Me, too! And I've never written fanfiction of a book before. Probably wouldn't have considered it if there hadn't been a movie made.

Then there's the problem of whether to write in a pastiche JRRT style or not. It's much easier not to even make the attempt, but I rarely enjoy reading the results when people have essentially put the canon characters into modern dress. And Tolkien pastiche, as I am learning to my cost, is much harder than it looks -- even if one sticks to attempting to imitate just one of his many styles.

Very much harder than it looks.
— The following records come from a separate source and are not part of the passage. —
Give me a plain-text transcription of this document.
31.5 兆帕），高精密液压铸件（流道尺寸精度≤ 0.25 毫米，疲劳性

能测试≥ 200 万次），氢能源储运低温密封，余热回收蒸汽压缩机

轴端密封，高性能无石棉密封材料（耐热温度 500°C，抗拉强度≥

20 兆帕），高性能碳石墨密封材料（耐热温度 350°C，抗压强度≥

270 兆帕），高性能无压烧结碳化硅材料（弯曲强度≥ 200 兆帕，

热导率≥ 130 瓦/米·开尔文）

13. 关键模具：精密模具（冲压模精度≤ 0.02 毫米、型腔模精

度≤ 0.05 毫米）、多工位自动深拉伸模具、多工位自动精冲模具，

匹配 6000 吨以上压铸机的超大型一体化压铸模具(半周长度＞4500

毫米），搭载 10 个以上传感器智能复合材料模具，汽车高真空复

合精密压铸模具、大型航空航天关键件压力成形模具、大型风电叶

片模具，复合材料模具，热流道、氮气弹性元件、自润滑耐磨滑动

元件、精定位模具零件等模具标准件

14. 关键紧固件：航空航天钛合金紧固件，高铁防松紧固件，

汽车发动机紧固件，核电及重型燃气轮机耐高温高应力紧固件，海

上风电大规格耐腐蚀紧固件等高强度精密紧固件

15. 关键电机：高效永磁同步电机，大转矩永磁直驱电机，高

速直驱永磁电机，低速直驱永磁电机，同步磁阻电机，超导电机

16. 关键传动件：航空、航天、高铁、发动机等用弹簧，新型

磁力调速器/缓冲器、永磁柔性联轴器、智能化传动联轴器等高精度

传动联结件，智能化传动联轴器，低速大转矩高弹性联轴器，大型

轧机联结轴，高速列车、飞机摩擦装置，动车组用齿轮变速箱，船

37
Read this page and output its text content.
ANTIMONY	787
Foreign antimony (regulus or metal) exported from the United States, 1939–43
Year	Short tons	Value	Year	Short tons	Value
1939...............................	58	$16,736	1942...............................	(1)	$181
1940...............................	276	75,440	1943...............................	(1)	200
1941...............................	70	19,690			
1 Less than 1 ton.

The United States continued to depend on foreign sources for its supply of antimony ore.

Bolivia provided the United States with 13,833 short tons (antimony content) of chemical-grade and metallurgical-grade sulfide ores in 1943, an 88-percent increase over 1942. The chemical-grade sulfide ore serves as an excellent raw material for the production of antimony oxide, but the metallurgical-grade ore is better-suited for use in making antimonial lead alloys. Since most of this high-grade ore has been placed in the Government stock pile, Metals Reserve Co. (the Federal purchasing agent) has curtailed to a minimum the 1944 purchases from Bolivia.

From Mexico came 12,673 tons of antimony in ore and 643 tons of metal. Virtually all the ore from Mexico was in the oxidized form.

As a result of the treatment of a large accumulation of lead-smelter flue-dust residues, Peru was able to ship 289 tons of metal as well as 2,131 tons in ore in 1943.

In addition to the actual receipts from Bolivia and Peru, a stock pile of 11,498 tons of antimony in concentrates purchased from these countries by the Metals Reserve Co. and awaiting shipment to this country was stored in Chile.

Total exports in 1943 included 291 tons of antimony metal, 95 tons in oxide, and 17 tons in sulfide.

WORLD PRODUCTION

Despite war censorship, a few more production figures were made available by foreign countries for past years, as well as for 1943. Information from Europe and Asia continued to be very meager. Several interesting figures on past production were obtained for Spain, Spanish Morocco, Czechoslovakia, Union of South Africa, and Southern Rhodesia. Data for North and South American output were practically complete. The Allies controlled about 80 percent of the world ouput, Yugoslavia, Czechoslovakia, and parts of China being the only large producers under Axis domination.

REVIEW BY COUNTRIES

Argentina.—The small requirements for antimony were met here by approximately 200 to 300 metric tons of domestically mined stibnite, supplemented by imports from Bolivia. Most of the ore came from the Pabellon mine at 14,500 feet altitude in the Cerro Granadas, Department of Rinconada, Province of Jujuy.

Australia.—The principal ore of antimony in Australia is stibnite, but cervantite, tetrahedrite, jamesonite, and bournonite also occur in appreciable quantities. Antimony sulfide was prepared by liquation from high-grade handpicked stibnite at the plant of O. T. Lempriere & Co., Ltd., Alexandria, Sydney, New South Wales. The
Can Tolkien fanfic be written in modern vernacular without being "modern dress?"

Until the movies there was no physical hook to hang characters on, and now one has to contend with those movie characters who are not at all how one's mental picture imagined. (I loved Sean Bean's Boromir, but he doesn't look at all like my mental Boromir.)

Oh, the movie made it easier for me. As I said, I'd never written fanfiction on a book. I don't know if I could, but the movie, by putting faces and bodies on the characters helped me to integrate them fully into my imagination. And since I saw the movie before I read the books, my mental picture of the characters matches the movie pretty closely.

There's also the problem of coming to terms with writing in a very different universe from our own, where one can't, say, characterise someone by what clothes they wear / car they drive / books they read. That's also true of sf universes, but there feels to be more room to manoeuvre somehow, at least in Blake's 7, I've never tried writing Trek or Babylon5.

I've never seen Blake's 7 so we're even there. I do write Trek though, and we lose the "clothes they wear" for characterization because so many just wear the Starfleet uniform. Although I guess that says something of their personality as well. But then so does the way Legolas dresses. No cars, but ST people do read books. LOTR characters heard stories and tales and learned history. That Legolas could recite most of the Nimrodel story by heart shows that he has some interest in it, so it says something of his personality. There are things that characterize them; we just have to look for them.

I never write anything in the modern time so I guess those things never occurred to me to be a hindrance.

--Ainaechoiriel

 

 

Re: Writing tips for new authors

Nessime wrote:
I admit that when I was 15 and madly in love with Eomer I might have been accused of wanting to write a Mary Sue" fanfic

You could write one, using the excuse that it is for the Mary Sue Challenge we have here... I know I made full advantage of that...

 

 

Re: Writing tips for new authors

If I was still 15 I probably would! Oh, heck, maybe I will. After all, I have often been accused of not acting my age!

P.S. I just glanced at your bio and noted that you started reading Tolkien at the same age I did. Only I was your age back in 1970 (there, now those who do the math know how old I am!).

 

 

Re: Writing tips for new authors

Thanks for your great advice.  I really enjoyed it.  Maybe you can give me some input about where to submit original fantasy short fiction.  I'm aware of a few magazines, but since I'm a new writer, I'm sure there's probably a lot out there I haven't been exposed to.  Do you have any ideas?